The Securities and Exchange Board of India (Sebi) might discuss the penalty it plans to impose on companies failing to meet the minimum public shareholding norms and further changes to the offer for sale (OFS) norms, among other matters, when its board meets on January 18.
Freezing of voting rights of promoters, expulsion of the company from the derivative segment, shifting of its scrip to trade-to-trade category, and debarment of the promoters from the capital markets are some of the likely actions the securities market regulator is considering against companies failing to achieve at least 25 per cent public holding before June, according to people with direct knowledge of the matter.
“The regulator is looking at finding a way where only the promoters of non-compliant companies will be impacted and the interest of minority shareholders in the company will be safeguarded,” said a person with knowledge of the matter, who did not wish to be identified.
WHAT'S ON THE CARDS? |
|
There are about 125 private companies with promoters holding more than 75 per cent. At today’s valuations, these firms will have to sell nearly Rs 23,000 crore worth of paper to attain the required public holding.
In the past couple of months, Sebi has had one-on-one meetings with some of these companies across various cities, where the regulator sought to clear doubts of companies and also cautioned them on the likely action for non-compliance.

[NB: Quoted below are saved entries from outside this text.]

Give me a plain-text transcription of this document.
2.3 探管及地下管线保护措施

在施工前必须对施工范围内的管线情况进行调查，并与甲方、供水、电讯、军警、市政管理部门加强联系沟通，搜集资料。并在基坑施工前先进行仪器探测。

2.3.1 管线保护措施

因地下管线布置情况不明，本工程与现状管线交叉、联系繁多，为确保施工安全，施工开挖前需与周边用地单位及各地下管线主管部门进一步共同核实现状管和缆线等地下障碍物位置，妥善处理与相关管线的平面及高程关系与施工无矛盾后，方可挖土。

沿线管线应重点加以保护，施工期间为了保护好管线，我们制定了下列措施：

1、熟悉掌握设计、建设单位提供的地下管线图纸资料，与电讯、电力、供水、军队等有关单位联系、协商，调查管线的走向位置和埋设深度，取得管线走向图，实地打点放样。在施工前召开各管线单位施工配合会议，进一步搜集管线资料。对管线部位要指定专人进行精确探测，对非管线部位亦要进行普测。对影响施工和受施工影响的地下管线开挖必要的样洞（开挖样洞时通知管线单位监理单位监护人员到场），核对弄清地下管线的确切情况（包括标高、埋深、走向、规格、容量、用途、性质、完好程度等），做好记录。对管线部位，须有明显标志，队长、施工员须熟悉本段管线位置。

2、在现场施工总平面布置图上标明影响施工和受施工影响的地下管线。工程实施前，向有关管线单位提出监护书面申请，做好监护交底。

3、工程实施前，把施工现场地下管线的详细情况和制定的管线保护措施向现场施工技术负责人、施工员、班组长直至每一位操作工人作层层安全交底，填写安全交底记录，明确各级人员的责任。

At the board meeting, Sebi is likely to tweak the OFS framework for a second time, to bring more transparency in the bidding process. According to sources, the regulator could direct stock exchanges to provide cumulative bids and indicative prices on an hourly basis. Currently, the indicative pricing is displayed less than an hour before the closing of bids.
OFS, the institutional placement programme (IPP), rights issues and bonus shares are the routes allowed by Sebi to help companies increase public float. Of these, OFS has emerged as the most popular tool used by companies to achieve public shareholding target.
More From This Section
Review of the OFS framework is aimed at ironing out any issues in this method and to encourage companies to use this method to pare promoter holding.
Sebi is also likely to consider further reducing the margin requirement for institutional investors under OFS. A number of market participants, including the government, have requested the regulator to do away with the requirement due to foreign currency risks and uncertainty of allotment for institutional investors.
According to sources, Sebi is not too happy about completely doing away with the margin requirement, as it believes this could increase the risks. However, the regulator could bring the requirement at par with the secondary market, though exchanges will have to ensure that trades go through properly.
“There is no end to such demands. However, if the situation so demands, we will look at timing, margins and any other changes. I am sure nobody will be happy if the margin requirements are removed and the trades are not honoured,” Sebi chairman U K Sinha had said at an event last month.
Earlier, the margin requirement for OFS was 100 per cent but Sebi in June 2012 made it ad hoc, to be decided by the stock exchanges.